My husband is turning 33 soon and I need some ideas about what kind of birthday cake I should make for him. Last year I made the Strawberry Cream Cake from CI which he very much enjoyed. I considered making a Tres Leches cake from Alton Brown's recipe, but it doesn't seem very birthday cake-y, seeing as it doesn't look like it's sliceable. Any other good ideas? He's not a big fan of chocolate, so please take that into consideration. Thank you!
I LOVE Tres Leches cake. I've been able to slice mine in the past, and it looks like based on the reviews of Alton's recipe that cake won't give you any trouble either.
If you think you still want something else, what about an Italian Cream cake?
This recipe: http://cupcakestakethecake.blogspot.c...
With this frosting: http://www.food.com/recipe/italian-cr...
Two cakes I've been meaning to make are a chai spice cake with honey ginger frosting, and a spanish lemon cake (in memory of a cake I loved in Athens, GA) which was moist lemon cake with lemon filling, covered in marshmallow fluff like frosting.
I didn't care for the Alton Brown version either. The one in that thread looks similar to the ones I like--where you separate the eggs and beat the whites first. It makes a big difference.
A great non-chocolate birthday cake is the lemon layer cake with lemon curd and mascarpone from epicurious. I've also done it in key lime and it's excellent, a little more time consuming but worth it.

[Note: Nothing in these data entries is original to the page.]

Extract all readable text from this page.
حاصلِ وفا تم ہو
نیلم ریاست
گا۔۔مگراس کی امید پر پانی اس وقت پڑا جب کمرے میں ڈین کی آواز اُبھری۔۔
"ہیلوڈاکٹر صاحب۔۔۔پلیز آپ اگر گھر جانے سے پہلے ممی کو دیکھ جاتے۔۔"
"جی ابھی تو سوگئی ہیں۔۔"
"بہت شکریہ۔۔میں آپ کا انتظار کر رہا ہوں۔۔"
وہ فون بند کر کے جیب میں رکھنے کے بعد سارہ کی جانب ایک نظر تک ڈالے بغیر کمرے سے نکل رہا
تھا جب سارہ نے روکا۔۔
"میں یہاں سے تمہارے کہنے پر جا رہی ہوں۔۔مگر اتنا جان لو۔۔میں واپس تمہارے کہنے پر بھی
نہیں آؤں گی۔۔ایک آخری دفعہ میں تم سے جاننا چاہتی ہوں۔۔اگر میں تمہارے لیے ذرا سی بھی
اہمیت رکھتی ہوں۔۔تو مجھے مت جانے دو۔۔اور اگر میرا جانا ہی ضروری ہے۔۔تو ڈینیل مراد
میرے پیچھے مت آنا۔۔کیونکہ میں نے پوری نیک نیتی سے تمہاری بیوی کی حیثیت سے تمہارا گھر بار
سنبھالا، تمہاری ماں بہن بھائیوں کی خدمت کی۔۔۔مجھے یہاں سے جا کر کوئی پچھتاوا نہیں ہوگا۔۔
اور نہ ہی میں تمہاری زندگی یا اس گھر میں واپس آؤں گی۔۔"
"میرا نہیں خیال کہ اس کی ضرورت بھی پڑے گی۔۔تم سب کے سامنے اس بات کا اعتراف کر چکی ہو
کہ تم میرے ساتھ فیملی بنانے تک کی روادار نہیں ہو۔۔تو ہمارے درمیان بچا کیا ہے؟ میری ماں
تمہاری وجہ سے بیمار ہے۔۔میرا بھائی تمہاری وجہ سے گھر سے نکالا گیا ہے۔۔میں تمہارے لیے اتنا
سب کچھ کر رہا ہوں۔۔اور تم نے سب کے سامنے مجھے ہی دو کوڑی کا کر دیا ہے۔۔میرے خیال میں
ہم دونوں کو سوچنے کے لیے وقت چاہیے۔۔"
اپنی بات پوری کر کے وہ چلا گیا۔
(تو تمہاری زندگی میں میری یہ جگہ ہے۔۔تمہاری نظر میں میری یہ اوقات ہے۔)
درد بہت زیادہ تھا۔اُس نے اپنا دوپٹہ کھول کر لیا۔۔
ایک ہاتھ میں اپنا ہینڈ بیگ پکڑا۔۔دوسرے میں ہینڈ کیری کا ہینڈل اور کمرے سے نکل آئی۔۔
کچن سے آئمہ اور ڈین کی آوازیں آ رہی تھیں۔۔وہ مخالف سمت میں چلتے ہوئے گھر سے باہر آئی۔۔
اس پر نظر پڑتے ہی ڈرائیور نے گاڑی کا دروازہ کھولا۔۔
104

I made Champagne Savarin for my birthday last year - http://bakingbites.com/2008/12/champa.... Different, interesting, very good. Served with fresh fruit, whipped cream and leftover prosecco (or champagne) from the recipe. I made it just fine in a bundt pan with a removable bottom. The yeast makes it so interesting. Excellent for leftover breakfast too.
do a recipe search here on chowhound...there's a recipe for a 'very berry butter cake' that i've made a few times for summer birthdays....use whatever berries you have, these days they are all so cheap that you can do a mixture. it's a great cake but i find it's best eaten the day you make it.
The best cake I ever had is the burnt almond cake by Dick's bakery in San Jose, California.
This is a white cake or marble cake with whipped cream and custard frosting. The frosting has almond flavoring the sides of the cake are covered in toasted almonds.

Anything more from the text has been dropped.